Aviz Networks podcast outlines how AI changes networking strategy
Aviz Networks podcast episode 3 outlines how AI affects networking in two directions: redesigning infrastructure for AI workloads and using automation inside network operations. The shift changes how enterprises measure performance, plan architectures, and manage costly GPU compute.
Research Overview
The episode features Roy Chua and Vishal Shukla discussing changes in infrastructure, operations, and business priorities as AI adoption grows. The discussion targets CIOs, network leaders, and other enterprise decision-makers making network choices for AI programs.
The conversation frames two categories of work: networks built for AI workloads such as large GPU clusters and AI data movement, and AI applied to network operations via automation and autonomous decision-making.
Key Findings
AI reshapes networking across infrastructure and operations. On the infrastructure side, networks are redesigned to support training and inference architectures and the related traffic patterns and compute demand.

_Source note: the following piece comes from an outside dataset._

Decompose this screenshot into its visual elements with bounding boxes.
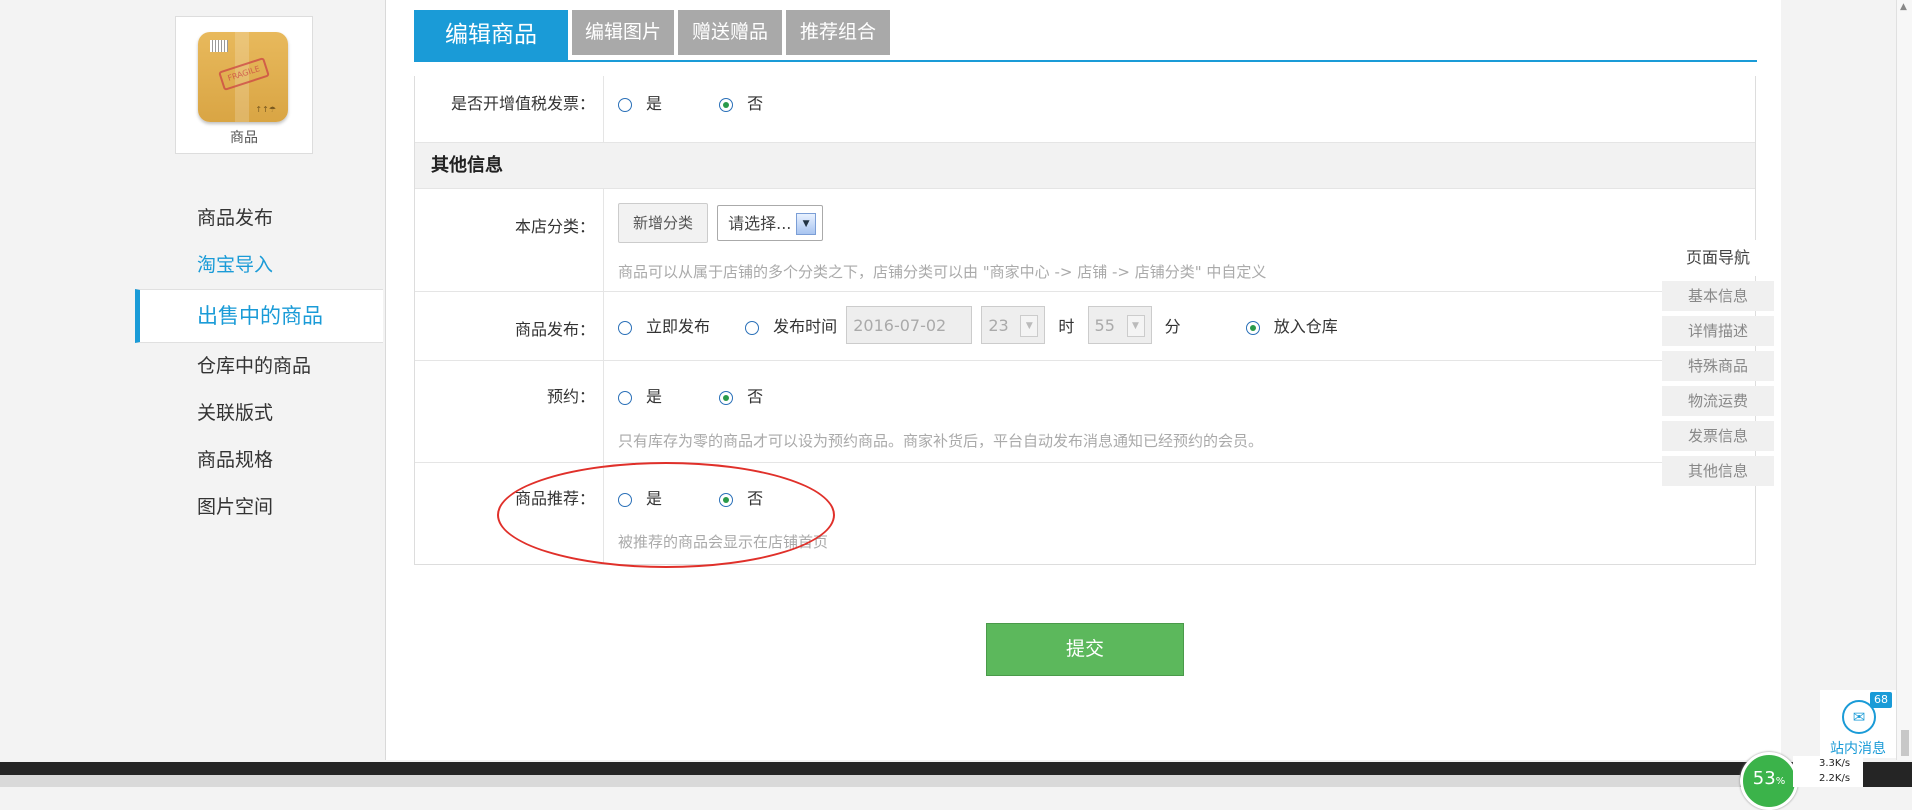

On the operations side, the episode describes operational automation and agentic systems that perform tasks and decision-making with reduced manual effort. The speakers also note that many organizations are further along on building AI infrastructure than on operational transformation.
Technical Breakdown
The episode distinguishes “networks for AI” from “AI for networks.” Networks for AI are discussed in the context of high-throughput data movement and large GPU cluster workloads used in training and inference.
For AI for networks, the episode describes operational changes driven by automation and autonomous decision-making systems. It also emphasizes system-level thinking across networking, compute, and storage rather than optimizing each area in isolation.
Operational Impact
The discussion highlights a shift in network KPIs away from uptime toward usage and efficiency metrics. With GPUs framed as high-cost compute engines, underutilization is presented as a business risk tied to network performance.
The episode ties network performance to model efficiency, token generation speed, and overall compute system performance. It also links operational maturity to the ability to optimize, manage, and extract value from AI-ready environments.
Architecture and Strategy Considerations
The episode recommends a balanced approach between vertical integration and openness. It suggests vertically integrated solutions when time-to-market and rapid deployment are prioritized, including full-stack architectures for AI infrastructure rollout.
It describes openness as more relevant to the operational layer, citing flexibility, cost control, and future adaptability. The episode also identifies warning signs when networks are not AI-ready, including weak scaling, limited flexibility for new technologies, rising operational costs, and lack of system-level co-design across network, compute, and storage.
Overall, the episode characterizes AI networking as a combined infrastructure and operations problem, with KPI shifts toward utilization and efficiency and with greater coupling across network, compute, and storage. This Blog Signals brief is a fact-based summary of the vendor blog.